К Урюпину приплыли поближе к полуночи. В станице ни огонька, ни людского голоса. Затемнение, видно, Дробин ввел и выходить из дворов запретил. Хорошо, что китайский Имо-хэ на другом берегу отдельными огнями просвечивался. По нему и ориентировались. Иначе бы мимо проскочили. Может, до самой Покровки на Амуре…
Причалить к берегу я боялся. За рекою в такое время наблюдение установлено, и хотя бы один «дегтярев» на рогатках для ночной стрельбы направлен в нашу сторону. Вообще-то полагалось вначале остановить окликом и уж потом стрелять, если человек не послушается. Но это в мирное время. А теперь эти действия могут переставить местами, и пойди потом докажи, что не в таком порядке тебя продырявили…
Решаю встать на якорь и понаблюдать. Каминского предупредил:
— Сиди тихо и не дыши!
Порядочно мы ожидали. С час или больше. Шорох потом уловили, шуршание гальки под ногами коней. Поскрипывание седел послышалось и легкое позванивание трензелей. Наши кони, пограничников! Казачьи седла так не скрипят, и уздечки они снимают. В недоуздках коней водят, без трензелей. Под седлами Дробин коней держит. Готовность высокая!
Когда пограничники, напоив коней, удалились, мы подняли нос бата на берег и пошли вслед за ними.
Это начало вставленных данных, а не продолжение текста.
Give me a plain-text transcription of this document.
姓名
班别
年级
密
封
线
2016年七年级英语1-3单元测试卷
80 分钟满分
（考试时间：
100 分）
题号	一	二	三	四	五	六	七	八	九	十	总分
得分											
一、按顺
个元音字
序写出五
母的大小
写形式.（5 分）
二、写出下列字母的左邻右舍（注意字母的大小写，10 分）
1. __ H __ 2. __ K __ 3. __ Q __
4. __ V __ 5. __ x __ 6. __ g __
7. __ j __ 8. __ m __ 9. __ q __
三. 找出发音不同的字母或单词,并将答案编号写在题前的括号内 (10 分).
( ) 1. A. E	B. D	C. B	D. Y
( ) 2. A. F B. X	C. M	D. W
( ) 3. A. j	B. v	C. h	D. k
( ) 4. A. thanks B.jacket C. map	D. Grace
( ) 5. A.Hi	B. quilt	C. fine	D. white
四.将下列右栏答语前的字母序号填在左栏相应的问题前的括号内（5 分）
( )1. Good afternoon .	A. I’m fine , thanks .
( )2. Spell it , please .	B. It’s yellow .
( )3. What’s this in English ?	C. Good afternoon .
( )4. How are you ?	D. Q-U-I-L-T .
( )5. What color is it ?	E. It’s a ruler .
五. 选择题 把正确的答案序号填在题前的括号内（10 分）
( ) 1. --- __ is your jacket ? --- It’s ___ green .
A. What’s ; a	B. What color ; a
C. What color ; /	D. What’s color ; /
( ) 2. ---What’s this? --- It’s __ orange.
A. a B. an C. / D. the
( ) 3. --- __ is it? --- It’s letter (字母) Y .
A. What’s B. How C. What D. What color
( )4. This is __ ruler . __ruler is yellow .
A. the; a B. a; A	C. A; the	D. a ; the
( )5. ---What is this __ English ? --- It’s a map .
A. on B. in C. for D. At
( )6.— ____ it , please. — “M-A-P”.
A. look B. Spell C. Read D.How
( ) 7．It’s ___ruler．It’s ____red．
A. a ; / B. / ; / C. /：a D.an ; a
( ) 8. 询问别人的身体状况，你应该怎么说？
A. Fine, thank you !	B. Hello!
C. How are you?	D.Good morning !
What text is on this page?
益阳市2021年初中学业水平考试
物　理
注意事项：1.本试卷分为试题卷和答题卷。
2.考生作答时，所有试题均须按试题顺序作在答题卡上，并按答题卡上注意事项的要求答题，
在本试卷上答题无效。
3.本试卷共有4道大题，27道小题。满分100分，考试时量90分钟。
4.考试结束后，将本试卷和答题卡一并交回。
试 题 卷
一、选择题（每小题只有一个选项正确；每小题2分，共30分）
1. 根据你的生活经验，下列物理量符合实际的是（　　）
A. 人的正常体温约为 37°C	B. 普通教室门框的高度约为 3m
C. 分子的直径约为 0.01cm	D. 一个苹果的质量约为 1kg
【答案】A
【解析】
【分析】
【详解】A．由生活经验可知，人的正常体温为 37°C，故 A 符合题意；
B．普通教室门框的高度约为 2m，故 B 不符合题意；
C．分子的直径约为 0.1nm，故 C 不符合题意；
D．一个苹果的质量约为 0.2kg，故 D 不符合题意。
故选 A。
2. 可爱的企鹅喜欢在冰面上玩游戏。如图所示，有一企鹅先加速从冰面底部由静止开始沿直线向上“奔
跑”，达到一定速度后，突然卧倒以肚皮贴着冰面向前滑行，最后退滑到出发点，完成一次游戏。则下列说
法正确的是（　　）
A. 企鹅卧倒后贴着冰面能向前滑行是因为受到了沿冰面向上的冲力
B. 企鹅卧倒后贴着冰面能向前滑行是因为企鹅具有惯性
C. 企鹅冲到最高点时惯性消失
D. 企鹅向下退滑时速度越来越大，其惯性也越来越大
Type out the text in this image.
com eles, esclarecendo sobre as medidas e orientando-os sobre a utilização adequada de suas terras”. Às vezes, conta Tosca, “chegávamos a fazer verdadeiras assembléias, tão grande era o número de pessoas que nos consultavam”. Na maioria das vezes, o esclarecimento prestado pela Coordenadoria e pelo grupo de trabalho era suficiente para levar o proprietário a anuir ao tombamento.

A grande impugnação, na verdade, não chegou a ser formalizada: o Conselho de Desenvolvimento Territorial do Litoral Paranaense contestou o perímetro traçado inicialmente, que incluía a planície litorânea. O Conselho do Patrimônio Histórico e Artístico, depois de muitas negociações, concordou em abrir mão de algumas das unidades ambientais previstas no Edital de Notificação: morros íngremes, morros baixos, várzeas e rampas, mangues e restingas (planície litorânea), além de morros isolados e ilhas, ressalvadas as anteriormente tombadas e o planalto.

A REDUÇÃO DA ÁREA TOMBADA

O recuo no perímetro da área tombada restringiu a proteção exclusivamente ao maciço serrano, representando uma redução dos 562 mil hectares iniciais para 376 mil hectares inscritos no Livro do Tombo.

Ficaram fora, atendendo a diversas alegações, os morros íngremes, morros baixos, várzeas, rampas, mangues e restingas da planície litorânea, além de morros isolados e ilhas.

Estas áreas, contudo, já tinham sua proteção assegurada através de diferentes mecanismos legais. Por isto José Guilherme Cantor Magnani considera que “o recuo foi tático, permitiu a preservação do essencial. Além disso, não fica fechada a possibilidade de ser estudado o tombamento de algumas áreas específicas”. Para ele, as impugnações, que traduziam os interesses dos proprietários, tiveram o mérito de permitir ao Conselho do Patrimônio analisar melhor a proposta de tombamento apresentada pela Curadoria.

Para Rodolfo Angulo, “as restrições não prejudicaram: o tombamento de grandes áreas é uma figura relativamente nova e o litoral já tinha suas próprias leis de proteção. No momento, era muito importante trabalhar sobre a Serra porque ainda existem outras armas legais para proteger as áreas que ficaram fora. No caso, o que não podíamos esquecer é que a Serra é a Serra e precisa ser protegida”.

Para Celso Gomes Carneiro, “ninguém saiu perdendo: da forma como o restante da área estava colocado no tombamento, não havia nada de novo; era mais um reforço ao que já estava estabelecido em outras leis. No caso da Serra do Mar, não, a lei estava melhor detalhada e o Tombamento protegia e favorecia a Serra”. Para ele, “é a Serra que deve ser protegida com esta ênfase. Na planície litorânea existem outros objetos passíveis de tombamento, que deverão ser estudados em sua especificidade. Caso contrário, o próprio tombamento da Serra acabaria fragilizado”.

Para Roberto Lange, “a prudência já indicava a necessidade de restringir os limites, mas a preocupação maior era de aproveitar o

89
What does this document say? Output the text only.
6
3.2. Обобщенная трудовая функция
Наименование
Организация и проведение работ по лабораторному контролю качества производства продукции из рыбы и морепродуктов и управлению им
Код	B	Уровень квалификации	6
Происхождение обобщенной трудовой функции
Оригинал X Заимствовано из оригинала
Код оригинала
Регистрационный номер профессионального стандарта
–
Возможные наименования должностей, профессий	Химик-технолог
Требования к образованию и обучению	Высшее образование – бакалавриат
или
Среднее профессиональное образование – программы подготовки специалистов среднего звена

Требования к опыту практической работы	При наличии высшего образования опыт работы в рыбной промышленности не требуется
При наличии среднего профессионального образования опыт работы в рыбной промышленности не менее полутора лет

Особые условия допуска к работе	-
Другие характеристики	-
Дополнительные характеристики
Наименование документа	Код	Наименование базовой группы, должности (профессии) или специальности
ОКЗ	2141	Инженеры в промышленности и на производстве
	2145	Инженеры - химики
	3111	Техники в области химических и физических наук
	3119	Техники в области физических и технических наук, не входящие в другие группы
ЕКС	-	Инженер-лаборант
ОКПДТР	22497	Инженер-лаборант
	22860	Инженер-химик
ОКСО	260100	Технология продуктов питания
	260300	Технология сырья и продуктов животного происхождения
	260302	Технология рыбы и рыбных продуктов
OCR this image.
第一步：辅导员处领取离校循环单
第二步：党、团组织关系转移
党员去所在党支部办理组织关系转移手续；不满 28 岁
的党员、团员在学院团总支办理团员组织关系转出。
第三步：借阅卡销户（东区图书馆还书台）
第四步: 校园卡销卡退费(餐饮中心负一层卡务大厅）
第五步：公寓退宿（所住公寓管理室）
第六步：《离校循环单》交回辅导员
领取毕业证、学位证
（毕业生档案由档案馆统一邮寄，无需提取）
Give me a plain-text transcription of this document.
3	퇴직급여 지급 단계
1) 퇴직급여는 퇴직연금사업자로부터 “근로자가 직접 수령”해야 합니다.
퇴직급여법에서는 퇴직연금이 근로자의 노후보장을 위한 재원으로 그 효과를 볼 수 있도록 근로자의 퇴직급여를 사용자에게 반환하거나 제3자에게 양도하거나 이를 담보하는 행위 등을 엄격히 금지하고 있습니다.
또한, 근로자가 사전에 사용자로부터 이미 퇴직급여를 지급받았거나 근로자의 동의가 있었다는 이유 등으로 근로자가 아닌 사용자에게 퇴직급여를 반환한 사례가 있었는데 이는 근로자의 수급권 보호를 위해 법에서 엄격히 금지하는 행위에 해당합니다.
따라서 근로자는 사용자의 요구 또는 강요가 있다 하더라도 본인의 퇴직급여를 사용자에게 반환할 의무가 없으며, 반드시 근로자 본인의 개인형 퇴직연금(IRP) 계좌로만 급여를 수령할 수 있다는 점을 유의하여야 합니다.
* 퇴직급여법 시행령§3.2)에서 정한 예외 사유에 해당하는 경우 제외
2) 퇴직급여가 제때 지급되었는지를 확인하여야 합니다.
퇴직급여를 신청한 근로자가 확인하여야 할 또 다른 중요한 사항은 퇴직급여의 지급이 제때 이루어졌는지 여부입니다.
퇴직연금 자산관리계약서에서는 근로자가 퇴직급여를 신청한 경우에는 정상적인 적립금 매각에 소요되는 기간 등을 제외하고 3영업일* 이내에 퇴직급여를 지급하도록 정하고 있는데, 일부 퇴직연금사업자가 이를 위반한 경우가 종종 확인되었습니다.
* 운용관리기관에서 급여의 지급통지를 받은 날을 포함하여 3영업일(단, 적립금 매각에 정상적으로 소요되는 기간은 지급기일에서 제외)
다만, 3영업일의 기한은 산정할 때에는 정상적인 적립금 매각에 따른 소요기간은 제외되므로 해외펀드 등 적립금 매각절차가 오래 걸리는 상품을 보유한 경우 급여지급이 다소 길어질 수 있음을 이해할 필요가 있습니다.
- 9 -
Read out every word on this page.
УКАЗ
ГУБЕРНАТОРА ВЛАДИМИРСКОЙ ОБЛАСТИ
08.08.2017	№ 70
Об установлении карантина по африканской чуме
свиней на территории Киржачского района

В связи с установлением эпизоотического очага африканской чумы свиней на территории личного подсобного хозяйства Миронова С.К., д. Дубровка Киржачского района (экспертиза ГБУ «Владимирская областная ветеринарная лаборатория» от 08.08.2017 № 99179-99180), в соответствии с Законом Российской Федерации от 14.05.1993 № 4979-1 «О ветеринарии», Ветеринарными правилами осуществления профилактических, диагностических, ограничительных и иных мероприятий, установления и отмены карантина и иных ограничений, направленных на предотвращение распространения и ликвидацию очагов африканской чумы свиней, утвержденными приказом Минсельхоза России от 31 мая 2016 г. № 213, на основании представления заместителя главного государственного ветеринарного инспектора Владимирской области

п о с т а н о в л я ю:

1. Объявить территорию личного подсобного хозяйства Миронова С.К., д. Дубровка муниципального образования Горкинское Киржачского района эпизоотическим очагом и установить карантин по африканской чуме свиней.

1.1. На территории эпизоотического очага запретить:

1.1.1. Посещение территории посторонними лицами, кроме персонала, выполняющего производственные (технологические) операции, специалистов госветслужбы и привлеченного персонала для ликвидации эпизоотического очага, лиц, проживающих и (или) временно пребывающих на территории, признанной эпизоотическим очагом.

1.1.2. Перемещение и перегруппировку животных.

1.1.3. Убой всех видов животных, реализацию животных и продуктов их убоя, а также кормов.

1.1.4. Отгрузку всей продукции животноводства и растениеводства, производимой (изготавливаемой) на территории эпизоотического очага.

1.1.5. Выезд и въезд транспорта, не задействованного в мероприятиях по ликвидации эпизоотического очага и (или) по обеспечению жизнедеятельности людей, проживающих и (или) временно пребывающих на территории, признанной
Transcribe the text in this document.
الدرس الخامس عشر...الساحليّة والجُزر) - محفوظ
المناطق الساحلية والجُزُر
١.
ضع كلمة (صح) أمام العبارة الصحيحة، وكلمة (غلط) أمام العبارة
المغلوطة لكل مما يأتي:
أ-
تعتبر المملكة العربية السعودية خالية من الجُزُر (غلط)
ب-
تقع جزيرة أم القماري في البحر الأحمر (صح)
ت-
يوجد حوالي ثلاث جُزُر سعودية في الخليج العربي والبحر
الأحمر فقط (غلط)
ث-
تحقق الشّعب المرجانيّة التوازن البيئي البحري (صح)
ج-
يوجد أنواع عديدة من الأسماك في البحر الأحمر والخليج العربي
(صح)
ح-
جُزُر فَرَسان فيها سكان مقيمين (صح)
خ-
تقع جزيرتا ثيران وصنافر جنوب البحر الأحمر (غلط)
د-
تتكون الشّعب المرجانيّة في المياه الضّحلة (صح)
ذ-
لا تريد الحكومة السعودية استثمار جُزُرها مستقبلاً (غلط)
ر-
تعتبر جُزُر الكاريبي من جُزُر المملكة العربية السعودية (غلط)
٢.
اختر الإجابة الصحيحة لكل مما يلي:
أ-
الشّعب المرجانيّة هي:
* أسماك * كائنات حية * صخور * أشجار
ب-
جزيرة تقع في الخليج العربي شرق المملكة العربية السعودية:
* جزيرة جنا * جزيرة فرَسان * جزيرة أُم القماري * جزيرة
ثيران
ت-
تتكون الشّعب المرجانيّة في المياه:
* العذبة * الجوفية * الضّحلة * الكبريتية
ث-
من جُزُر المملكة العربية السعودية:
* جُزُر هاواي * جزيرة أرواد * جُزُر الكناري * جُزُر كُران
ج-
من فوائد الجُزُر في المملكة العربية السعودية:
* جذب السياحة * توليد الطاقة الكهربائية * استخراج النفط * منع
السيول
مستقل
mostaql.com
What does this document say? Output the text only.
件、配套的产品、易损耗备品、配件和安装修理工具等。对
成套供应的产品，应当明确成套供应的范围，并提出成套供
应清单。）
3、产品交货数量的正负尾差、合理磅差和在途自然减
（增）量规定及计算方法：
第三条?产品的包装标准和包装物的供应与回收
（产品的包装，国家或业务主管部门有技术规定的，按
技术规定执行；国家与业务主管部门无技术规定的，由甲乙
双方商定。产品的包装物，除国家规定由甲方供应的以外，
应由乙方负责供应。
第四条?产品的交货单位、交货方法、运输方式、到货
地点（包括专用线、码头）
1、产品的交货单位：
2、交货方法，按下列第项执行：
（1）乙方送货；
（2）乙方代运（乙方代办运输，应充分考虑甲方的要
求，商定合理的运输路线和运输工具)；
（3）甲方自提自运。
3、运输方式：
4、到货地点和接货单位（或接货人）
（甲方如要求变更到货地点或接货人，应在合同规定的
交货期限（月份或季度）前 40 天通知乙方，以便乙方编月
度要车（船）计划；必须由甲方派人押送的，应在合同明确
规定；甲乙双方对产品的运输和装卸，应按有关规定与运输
За ночь в Урюпине все решили. Еще и на сон пара часов оставалась. Условились так: Дробин отвечает за оборону поселка, охранение его дальних подступов. Он же к моему приезду подберет нескольких казаков, имеющих родственные или какие-либо другие устойчивые связи с жителями левобережья Газимура. Они могут понадобиться нам. Я и Черниговский с пограничниками соседней заставы на рассвете выезжаем в Будюмкан, выясним там обстановку и возможности организации надежной разведки из казаков Верховья. Посылка туда разведчиков через многоводный и опасный в такое время Газимур, несомненно, насторожила бы бандитское руководство.
Уставший и в шуме, я забыл о Каминском. Он меня даже и не интересовал. Доставил его на место, как мне было приказано, и будет с меня!
Когда заседлали коней, Каминский прибежал обиженный и злой:
— Это мне, начальник, нынче за вами пеши бегать? Или как еще изволите?
— Что это вы, Каминский?
— Удивляетесь, начальник? Стало быть, непонятливый стали. Или ты мне коня подал? Двуколку санитарную?
— Зачем же вам конь? Вы же здесь остаетесь, в Урюпине…
— Для какой такой радости я сюда таскался? Ты это понял, начальник?